In court documents filed in the Circuit Court for the City of Richmond, Cordish says it entered into an agreement in 2013 with the City of Norfolk to redevelop its failed Waterside District entertainment, nightlife, and dining complex.
Cordish argues that during the city’s tenure operating the marketplace, Waterside was losing as much as $3.3 million annually. By 2013, the Waterside facility was more than 90 percent vacant.
Cordish, through its LLC Norfolk District Associations (ND), contends that it signed on to revitalize the Waterfront, but with one major caveat — if Virginia legalized gambling, it would have first dibs on building a casino in the city.
That happened last year when the state passed, and Gov. Ralph Northam (D) signed, legislation allowing five economically challenged cities to allow voters to decide on whether to authorize a single casino resort. Norfolk met the qualifying criteria to hold a local ballot referendum on the issue, and it easily passed last November.
Cordish Seeking $100M
Norfolk shocked much of the gaming world when it decided to partner with the Pamunkey Indian Tribe on its casino project. The small Native American tribe has no experience building or operating any sort of casino, but does have the backing of billionaire Jon Yarbrough.
Yarbrough made his fortune in the Native American casino industry. He sold his company, Video Gaming Technologies, a manufacturer of Class II gaming machines, to Aristocrat Leisure in 2014 for $1.3 billion.
Yarbrough and the Pamunkey tribe are moving forward with a $500 million casino project located adjacent to the city’s Harbor Park baseball stadium. The resort site is just a short walk from the Waterfront District.
Cordish says it would have never agreed to redevelop Waterfront without the gaming clause. And with Norfolk going with Pamunkey, and allegedly violating its lease agreement, the company is seeking damages.
ND and its redevelopment contract were crystal clear: without the City’s commitment to make Cordish its exclusive developer for casino gaming, ND would not undertake the herculean task and significant economic risks of redeveloping The Waterside,” the complaint reads.
“As a result, ND has suffered significant damages, including lost opportunities and lost profits, and brings this Complaint to obtain justice from the Court and to publicly bring truth to light,” the lawsuit concludes.
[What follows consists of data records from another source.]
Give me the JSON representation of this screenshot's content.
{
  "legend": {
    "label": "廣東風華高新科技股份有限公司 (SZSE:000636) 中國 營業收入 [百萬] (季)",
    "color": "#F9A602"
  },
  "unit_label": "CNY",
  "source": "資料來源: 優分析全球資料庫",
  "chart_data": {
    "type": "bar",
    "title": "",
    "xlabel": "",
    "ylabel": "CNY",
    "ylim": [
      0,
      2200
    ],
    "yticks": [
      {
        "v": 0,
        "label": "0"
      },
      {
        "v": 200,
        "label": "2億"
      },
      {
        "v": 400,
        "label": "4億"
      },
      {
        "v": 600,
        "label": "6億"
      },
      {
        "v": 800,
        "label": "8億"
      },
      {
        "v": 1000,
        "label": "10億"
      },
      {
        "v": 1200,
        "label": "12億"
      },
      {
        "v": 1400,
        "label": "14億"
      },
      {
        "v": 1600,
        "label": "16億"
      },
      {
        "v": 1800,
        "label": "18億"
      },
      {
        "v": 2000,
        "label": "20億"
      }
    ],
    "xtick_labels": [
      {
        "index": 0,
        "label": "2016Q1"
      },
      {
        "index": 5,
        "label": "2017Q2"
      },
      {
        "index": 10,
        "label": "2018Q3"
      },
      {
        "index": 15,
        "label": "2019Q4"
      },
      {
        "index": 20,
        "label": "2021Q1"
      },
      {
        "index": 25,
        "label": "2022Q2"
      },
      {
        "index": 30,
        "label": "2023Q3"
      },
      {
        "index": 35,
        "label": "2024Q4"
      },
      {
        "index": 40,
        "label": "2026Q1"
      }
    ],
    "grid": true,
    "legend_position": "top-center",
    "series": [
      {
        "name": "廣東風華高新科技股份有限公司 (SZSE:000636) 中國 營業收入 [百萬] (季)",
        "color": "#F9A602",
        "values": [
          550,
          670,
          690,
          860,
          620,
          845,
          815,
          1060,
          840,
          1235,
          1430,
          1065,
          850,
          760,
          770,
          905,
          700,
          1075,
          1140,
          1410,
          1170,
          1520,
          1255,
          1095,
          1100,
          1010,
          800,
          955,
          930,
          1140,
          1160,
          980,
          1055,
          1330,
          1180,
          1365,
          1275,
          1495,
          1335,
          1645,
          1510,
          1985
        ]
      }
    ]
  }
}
Norfolk City Attorney Bernard Pishko rejected Cordish’s claims in a statement to 10 on Your Side in Norfolk.
“There complaint is not based in fact and is so defamatory that they asked that if I accepted their offer to receive a copy in advance in order to discuss settlement that I would have to agree to not sue them for defamation,” Pishko said.
“A filed lawsuit is generally exempted from defamation laws but a pre-filed complaint is not. Their central allegation that the Waterside lease provides for Cordish to be the exclusive gambling operator is fiction,” he added.